Hi there! Are you looking for the official Deno documentation? Try docs.deno.com for all your Deno learning needs.

OAuthClient

import { OAuthClient } from "https://raw.githubusercontent.com/snsinfu/deno-oauth-1.0a/main/mod.ts";

OAuth 1.0a client.

A client object does not send actual request to a server. Its task is to compute OAuth parameters (or an Authorization header) for you.

class OAuthClient {
constructor(opts: ClientOptions);
private consumer: Token;
private signature: SignatureMethod;
 
sign(
method: string,
url: string,
opts?: SignOptions,
): SignedOAuthParams;
}

§Constructors

§
new OAuthClient(opts: ClientOptions)
[src]

Constructor sets common parameters for signing requests.

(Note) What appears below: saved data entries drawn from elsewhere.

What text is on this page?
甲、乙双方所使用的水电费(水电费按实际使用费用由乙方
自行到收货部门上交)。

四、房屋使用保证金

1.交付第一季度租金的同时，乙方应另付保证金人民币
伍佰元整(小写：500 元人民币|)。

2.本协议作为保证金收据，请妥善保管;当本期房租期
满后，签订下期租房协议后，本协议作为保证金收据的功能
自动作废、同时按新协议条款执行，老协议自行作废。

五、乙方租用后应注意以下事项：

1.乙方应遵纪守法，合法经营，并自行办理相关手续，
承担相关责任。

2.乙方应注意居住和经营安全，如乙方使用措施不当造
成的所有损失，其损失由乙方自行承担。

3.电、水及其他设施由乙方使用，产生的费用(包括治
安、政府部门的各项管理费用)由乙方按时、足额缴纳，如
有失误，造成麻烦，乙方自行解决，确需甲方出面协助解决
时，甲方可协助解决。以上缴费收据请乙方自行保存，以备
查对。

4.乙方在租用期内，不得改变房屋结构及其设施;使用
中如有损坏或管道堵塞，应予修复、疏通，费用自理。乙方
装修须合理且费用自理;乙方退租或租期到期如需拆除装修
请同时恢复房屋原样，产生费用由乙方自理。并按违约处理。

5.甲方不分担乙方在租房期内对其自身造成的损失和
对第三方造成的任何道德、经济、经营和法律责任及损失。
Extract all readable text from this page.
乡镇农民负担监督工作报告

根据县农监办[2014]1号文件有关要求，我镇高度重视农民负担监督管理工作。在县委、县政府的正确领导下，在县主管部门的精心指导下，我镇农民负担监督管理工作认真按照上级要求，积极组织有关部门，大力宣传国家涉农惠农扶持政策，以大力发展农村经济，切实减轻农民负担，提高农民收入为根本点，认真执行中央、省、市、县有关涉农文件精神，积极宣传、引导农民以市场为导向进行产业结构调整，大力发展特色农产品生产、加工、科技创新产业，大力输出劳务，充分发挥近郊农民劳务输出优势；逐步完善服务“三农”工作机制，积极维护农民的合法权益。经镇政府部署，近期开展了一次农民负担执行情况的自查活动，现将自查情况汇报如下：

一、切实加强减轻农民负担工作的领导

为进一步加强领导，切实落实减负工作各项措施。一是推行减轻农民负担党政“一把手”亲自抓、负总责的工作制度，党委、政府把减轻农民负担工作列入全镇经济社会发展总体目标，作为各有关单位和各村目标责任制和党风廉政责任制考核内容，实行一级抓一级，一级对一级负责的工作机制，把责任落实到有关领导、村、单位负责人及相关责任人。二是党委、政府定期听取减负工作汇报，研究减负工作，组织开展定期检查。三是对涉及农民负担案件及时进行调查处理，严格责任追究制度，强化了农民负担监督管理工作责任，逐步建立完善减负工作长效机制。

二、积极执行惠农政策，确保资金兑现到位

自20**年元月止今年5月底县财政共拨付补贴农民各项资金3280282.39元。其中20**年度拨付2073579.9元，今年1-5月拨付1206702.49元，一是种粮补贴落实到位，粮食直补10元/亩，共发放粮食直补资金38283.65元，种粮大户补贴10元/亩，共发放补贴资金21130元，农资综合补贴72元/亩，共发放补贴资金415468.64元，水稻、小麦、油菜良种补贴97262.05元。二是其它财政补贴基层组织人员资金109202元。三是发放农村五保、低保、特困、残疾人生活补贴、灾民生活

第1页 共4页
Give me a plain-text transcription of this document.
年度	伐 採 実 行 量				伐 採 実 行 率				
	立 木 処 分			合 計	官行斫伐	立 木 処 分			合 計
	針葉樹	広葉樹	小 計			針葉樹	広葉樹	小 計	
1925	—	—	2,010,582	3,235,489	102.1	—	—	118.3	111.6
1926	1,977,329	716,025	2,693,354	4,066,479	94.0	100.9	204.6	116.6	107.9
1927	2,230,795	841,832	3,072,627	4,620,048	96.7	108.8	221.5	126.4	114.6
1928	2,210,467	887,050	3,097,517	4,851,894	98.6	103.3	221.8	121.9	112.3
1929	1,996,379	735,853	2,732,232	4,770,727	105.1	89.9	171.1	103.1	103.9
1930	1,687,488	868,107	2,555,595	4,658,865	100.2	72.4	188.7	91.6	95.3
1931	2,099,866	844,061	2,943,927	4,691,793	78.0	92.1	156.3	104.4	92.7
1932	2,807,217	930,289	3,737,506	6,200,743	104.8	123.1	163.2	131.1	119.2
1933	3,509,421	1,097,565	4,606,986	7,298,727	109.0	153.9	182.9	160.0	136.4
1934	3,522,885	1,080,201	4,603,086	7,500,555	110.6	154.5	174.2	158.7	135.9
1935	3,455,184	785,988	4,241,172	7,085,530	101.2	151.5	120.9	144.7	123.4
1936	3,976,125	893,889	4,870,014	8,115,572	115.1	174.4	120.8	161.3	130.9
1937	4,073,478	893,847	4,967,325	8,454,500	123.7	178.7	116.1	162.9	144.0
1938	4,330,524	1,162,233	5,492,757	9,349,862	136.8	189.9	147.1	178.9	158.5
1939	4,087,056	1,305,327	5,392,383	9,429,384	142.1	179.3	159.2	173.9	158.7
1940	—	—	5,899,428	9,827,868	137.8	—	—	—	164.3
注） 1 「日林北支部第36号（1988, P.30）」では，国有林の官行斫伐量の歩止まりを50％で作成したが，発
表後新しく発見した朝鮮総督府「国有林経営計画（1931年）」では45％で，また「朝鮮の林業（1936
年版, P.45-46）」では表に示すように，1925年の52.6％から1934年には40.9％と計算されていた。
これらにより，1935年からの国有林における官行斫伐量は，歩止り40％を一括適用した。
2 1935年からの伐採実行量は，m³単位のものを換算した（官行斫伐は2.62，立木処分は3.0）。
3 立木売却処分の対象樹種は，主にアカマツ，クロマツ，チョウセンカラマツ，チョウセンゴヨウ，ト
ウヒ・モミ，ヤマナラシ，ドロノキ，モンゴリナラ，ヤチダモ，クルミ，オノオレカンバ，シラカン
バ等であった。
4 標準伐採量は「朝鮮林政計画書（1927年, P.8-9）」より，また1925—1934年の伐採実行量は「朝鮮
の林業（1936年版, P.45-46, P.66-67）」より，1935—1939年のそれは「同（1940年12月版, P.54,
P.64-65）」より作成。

const client = new OAuthClient({
  consumer: { key: "GDTEA1vY", secret: "cE1DdqeY6K35LwDM" },
  signature: HMAC_SHA1,
});
@param opts.consumer
  • Consumer token (sometimes called app token).
@param opts.signature
  • Signature method to use.

§Properties

§
consumer: Token
[src]

§Methods

§
sign(method: string, url: string, opts?: SignOptions): SignedOAuthParams
[src]

Signs a request.

const params = client.sign("GET", "https://api.example.com/profile", {
  token: { key: "spMmUxWb", secret: "SbovVfkxHTwcmupb" },
});
console.log(params.oauth_signature);
@param method
  • HTTP method.
@param url
  • URL to request. This may contain query parameters.
@param opts.token
  • Request token (token for an authorized user).
@param opts.params
  • Overriden OAuth parameters. You can set special protocol parameters like oauth_callback or specify oauth_timestamp and oauth_nonce for testing.
@param opts.body
  • Request body to sign. If you will send a form-encoded body, you MUST pass it as a URLSearchParams object; it's signed along with other OAuth parameters as mandated by the standard. Otherwise, you MAY pass a stringified body. Then, the string is hashed and an oauth_body_hash parameter (which is an extension) is added to the signed parameters. Omit this option if you do not want a body hash.
@return

Signed OAuth protocol parameters as a SignedOAuthParams object. The result can be converted to an Authorization header (toAuthHeader), query parameters or form-encoded body (toQueryParams).